This year there will be a good variety of ceramics in the gallery and the garden.
There is a range of pots in porcelain and stoneware glazed with the carbon trap shino that I have been using for over ten years now. It is a mysterious and distinctive glaze - ranging from amber through charcoal according to the ferocity of the reduction process. It is enhanced with sprinklings of rose ash and calligraphic gold lustre brushwork.
I managed, last year, finally, to fire the salt kiln that stood in the barn so there will be a selection of pots thrown, impressed, slipped and salted.
I am still making mugs and espresso cups and painting them, on a tin glaze, with coloured metal oxides. The practice is similar to that of Aldermaston but I use stoneware so, strictly speaking, it is not majolica.

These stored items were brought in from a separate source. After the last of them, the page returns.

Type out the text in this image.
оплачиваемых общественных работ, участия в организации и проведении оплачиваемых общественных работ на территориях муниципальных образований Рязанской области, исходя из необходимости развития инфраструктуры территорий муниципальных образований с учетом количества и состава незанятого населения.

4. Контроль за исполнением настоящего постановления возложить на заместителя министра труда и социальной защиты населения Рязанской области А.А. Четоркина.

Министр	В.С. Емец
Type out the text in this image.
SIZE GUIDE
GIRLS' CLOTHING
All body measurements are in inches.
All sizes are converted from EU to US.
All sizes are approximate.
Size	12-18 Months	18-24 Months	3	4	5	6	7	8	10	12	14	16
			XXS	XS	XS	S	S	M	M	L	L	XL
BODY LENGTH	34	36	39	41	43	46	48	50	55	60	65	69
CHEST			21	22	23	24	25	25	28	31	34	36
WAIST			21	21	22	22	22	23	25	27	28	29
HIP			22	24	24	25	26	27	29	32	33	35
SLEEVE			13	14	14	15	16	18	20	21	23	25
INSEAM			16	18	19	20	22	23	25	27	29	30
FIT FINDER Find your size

Most exciting is the collection of pots that I have been making over the last couple of years which will be fired in the anagama kiln in the Charente at Easter this year. Most of these pots are not glazed but decorated by flame and ash during a five day wood firing (pine, apple and oak). I will bring back what I can in time for Artweeks (6th - 14th May). The pots range from sake cups and shots to jars for house and garden two foot tall.
In addition, I have devoted some time in the last couple of years to working with wood and will be exhibiting a range of wild edge charcuterie boards in walnut, elm and oak and sake trays in yew with cups in porcelain and shino.
I have been a potter for nearly forty years now, having started as a very green apprentice to Alan Caiger Smith in Aldermaston in 1984.